В перерыве она так и сделала и молча положила перед заполняющим журнал Сладковским карточку с выписанным значением английского слова «decade» – «десять лет».

– Ну? – высокомерно сказал он, посмотрев.

– По-английски – «десять лет», а не по-русски, – сказала Лора.

– А я что говорил? – небрежно поинтересовался Сладковский.

– А вы говорили – наоборот.

– Ну, может быть, – процедил он с видом человека, которого отвлекают от дела по пустякам.

– Значит, это в тексте была ошибка, – пробормотала Лора. – Нельзя там употреблять «decade»…

– Значит, была! – снисходительно согласился Сладковский, закрыл журнал и вышел неторопливо из аудитории.

Поляков сказал Лоре:

– Ну, чего добилась? На экзамене он тебе эту «декаду» вспомнит – не обрадуешься!

– Во-первых, – возразила Лора, – он не из таких, а во-вторых – что ему вспоминать? Я к нему прекрасно отношусь…

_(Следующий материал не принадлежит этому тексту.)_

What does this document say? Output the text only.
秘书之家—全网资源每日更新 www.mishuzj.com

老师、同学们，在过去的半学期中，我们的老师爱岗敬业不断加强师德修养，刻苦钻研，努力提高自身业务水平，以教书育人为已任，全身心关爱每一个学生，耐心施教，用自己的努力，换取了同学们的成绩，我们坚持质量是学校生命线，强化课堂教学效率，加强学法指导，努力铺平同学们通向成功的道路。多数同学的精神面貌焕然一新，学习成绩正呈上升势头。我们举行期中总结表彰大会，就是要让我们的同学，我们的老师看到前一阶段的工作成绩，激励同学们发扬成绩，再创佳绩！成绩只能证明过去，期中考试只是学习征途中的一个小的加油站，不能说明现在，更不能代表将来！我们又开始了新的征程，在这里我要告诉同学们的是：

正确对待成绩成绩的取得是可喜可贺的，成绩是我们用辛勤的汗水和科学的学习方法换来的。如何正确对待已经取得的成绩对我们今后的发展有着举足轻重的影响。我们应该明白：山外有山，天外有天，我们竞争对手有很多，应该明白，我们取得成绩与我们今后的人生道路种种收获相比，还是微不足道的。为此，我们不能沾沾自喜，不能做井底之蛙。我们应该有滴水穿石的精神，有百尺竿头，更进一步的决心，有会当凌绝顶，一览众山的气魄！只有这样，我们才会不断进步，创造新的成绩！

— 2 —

Вообще, после этого случая она начала бы относиться к Сладковскому ещё лучше, если бы такое было возможно. В своей обычной роли супермена он был, конечно, хорош, но в образе человека, которому, как и всем, случается ошибаться, выглядел нисколько не хуже – наоборот, даже как-то ближе чуть-чуть стал.

Лоре почему-то захотелось сделать ему что-нибудь приятное. В общежитии она вырвала листок из тетради по страноведению и, устроившись на «лежбище», попыталась своё неожиданное и необъяснимое желание оформить. Минут через сорок стишок на английском, посвящавшийся Сладковскому, был готов. Лара подумала и перевела его. По-русски он звучал не так эффектно, но столь же задушевно:

Вы были б совершенством в самом деле,

Когда б ценилось только самомненье.

Мне непонятно, чем же вы сумели

Внушить толпе любовь и восхищенье.


Блестящий ум? Поверите едва ли,

Но этого мне, как ни странно, мало,

Чтоб на колени хлопнуться пред вами,

Дрожа в экстазе страсти небывалой.


Ну, что ещё там остается – тело?

Что ж, с этим, без сомненья, всё отлично.

Но вашу душу тронуть мне б хотелось:

Проверить – только и всего! – её наличие.